I experienced these feelings sometimes, your grandmother experienced these feelings sometimes." She's a nurse and so she recognized that there could be a hereditary component to a serotonin imbalance.
And she said, "If you start to feel any of these things just know there are a variety of ways that you can reach out to people or try to fix it. And you don't sort of having to live like that." It's such a hard thing to about like, I don't like that there's any sort of stigma to it, but I get it. It's a weird thing to talk about 'cause it's not an affliction that you can see. It's like a hard thing to, I guess diagnose and also acknowledge and a lot of families or support systems or anyone in your life, they don't know how to talk about it. Especially if they aren't themselves feeling it.
I think I had an upper hand because my mom had explained it to me in a very medical way early on. And I was like, "Oh, okay."

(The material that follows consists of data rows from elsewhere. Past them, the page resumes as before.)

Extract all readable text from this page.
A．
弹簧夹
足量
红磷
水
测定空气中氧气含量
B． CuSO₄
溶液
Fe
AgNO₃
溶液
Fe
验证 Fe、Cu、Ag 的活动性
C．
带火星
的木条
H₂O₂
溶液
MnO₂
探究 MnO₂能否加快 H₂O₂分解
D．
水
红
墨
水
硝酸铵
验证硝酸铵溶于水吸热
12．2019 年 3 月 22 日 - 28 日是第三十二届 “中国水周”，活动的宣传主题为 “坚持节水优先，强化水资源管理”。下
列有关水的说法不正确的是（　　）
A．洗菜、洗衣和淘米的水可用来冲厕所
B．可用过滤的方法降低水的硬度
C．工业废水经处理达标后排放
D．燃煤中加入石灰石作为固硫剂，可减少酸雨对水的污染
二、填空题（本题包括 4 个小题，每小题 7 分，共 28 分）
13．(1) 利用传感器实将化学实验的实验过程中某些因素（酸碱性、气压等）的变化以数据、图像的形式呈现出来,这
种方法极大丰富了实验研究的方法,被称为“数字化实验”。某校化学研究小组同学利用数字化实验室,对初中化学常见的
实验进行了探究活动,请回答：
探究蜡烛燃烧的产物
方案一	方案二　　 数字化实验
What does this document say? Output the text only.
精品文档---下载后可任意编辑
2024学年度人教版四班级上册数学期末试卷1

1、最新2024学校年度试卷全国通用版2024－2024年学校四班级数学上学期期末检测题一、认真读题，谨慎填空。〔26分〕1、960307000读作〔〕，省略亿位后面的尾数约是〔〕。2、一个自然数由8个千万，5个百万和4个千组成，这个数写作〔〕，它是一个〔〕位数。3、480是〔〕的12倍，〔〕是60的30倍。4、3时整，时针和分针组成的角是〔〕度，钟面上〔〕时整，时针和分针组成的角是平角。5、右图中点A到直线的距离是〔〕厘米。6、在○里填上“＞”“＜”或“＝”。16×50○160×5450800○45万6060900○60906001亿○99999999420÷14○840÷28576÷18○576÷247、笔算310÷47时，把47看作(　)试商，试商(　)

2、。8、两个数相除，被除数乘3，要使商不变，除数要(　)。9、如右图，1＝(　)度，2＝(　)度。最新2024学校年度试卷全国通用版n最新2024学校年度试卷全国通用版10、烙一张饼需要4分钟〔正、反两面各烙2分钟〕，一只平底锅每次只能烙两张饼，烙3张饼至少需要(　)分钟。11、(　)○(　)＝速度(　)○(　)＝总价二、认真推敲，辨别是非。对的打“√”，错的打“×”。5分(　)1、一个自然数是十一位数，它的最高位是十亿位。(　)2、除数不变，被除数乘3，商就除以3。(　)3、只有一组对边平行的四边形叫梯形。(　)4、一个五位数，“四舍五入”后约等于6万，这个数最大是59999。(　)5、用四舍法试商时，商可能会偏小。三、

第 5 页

Sort of armed me with the information about what could happen and maybe it never will, but if it did there's access to help.
I knew that there were all of these ways, like talking to a friend, finding a therapist, talking to a psychiatrist or a psychologist, and just knowing that changed everything for me. Even if you're not experiencing any mental health issues, I would hope that you would walk through life being open and ready to be a shoulder if someone needs you. Because the reality is, we're not all born the same.
Some of us are born with a ton of confidence and then some are born really timid. And I just feel like maybe this is just my maternal instincts talking, but I just don't want anyone to feel like they don't have a support system. So if we collectively as a society, like self-care, this whole idea should also include caring about each other. It has to obviously be on the person to identify the feeling and say, "I need help." But then I think it has to be on the people around them that love them to say, "Okay, let me see if I can support you. Even if that's just checking in one once in a while."